Questions: Phillips Curve Derivation in New Keynesian Models
5 questions to test your understanding
Score: 0 / 5
Question 1 Multiple Choice
A central bank credibly announces it will pursue a strict low-inflation policy starting next year. Under the New Keynesian Phillips Curve (NKPC), what effect does this announcement have on *current* inflation?
ANone — announcements only affect inflation when implemented through actual interest rate changes
BA potentially large immediate reduction — firms resetting prices today choose lower prices in anticipation of lower future inflation, reducing current inflation before policy takes effect
CA rise in current inflation — lower expected future inflation raises real interest rates, boosting current demand and costs
DThe same effect as under adaptive expectations — both frameworks respond identically to policy announcements
The NKPC is forward-looking: π_t = βE_t[π_{t+1}] + κx_t. Firms resetting prices today set them optimally over the expected duration of the price lock-in, weighting expected future marginal costs and inflation. If the central bank credibly commits to lower future inflation, E_t[π_{t+1}] falls, and firms resetting prices now choose lower prices, reducing current inflation. This is the fundamental difference from adaptive-expectations models, where inflation has inertia because past inflation shapes expectations — and is why credibility and communication are first-class policy tools in the New Keynesian framework.
Question 2 Multiple Choice
An oil supply shock sharply raises input costs (marginal costs) while simultaneously reducing potential output. Under the NKPC, the expected outcome is:
AFalling inflation, because the output gap turns negative and dominates the equation
BNo change in inflation, because supply shocks do not enter the NKPC
CBoth rising inflation and falling output simultaneously — stagflation — because the NKPC links inflation directly to real marginal cost, not only to the output gap
DRising unemployment and falling inflation, as the traditional Phillips curve predicts for all shocks
The NKPC links inflation to real marginal cost (proxied by the output gap). A supply shock raises marginal costs directly, pushing inflation up through the κx_t term, even as output falls below potential. This is the NKPC's key advantage over the traditional Phillips curve: it naturally accommodates cost-push inflation that produces stagflation — rising prices alongside rising unemployment — which the demand-focused traditional curve could not explain. The two terms (expectations and marginal cost) can push in opposite or reinforcing directions.
Question 3 True / False
In the New Keynesian Phillips Curve (π_t = βE_t[π_{t+1}] + κx_t), today's inflation is driven primarily by past inflation through adaptive expectations and backward-looking adjustment.
TTrue
FFalse
Answer: False
This describes the *traditional* (adaptive expectations) Phillips curve, not the NKPC. In the NKPC, current inflation is driven by *expected future* inflation (E_t[π_{t+1}]) and the current output gap. The forward-looking nature arises from firms' optimization: a firm resetting its price today knows it may be locked in for several periods, so it sets a price that accounts for expected future costs and inflation. Past inflation does not enter directly; if expectations were re-anchored to zero, current inflation could fall immediately.
Question 4 True / False
Central bank credibility matters more in the New Keynesian framework than in traditional models because inflation expectations of future policy feed directly into current pricing decisions.
TTrue
FFalse
Answer: True
In adaptive-expectations models, inflation has inertia because people expect tomorrow to look like yesterday — credibility is helpful but its effect is gradual, working through slowly updating expectations. In the NKPC, because current inflation depends on E_t[π_{t+1}], a credible commitment to lower future inflation reduces current inflation immediately through current pricing decisions. A central bank that lacks credibility will find that firms set higher prices today in anticipation of high future inflation — making the inflation problem self-fulfilling. Credibility is not just helpful; it is a direct input to the inflation equation.
Question 5 Short Answer
What does it mean for the NKPC to be 'forward-looking,' and why does this make central bank communication a genuine policy instrument?

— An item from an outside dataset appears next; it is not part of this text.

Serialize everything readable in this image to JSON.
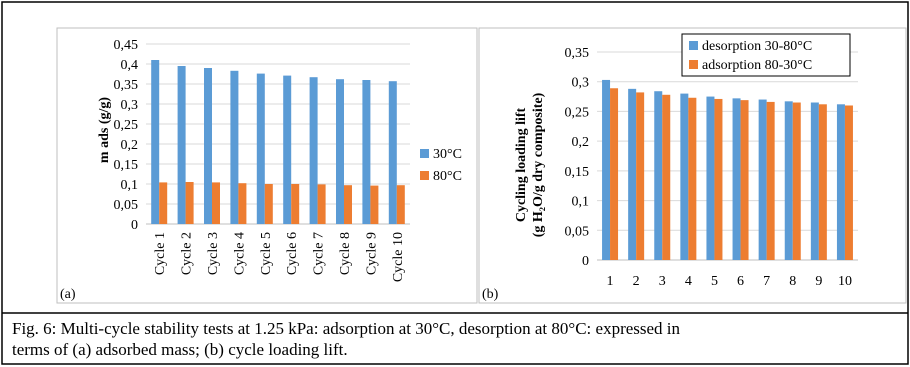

Think about your answer, then reveal below.
Model answer: The NKPC is forward-looking because current inflation depends on expected *future* inflation (E_t[π_{t+1}]) rather than past inflation. This arises from Calvo pricing: firms that get to reset their price today know they may be stuck with it for several periods, so they set a price that is optimal on average over expected future conditions, weighting expected future marginal costs and price levels. When aggregated across all firms, the economy's current inflation depends on what firms expect the future price level will be. If the central bank credibly commits to low future inflation, firms resetting prices today choose lower prices in anticipation — reducing current inflation without waiting for demand-side effects to work through the system. This makes communication and commitment a first-class policy tool: managing expectations of future policy directly shapes today's pricing behavior.
The contrast with adaptive expectations is sharp. In adaptive models, you can only reduce inflation by engineering a recession (shifting the output gap) and waiting for expectations to slowly update from experience. In the NKPC, credible announcements have immediate effects through the expectations term — a 'costless disinflation' is theoretically possible if credibility is perfect. In practice, credibility is imperfect and disinflation has real costs, but the framework explains why central banks invest heavily in communication.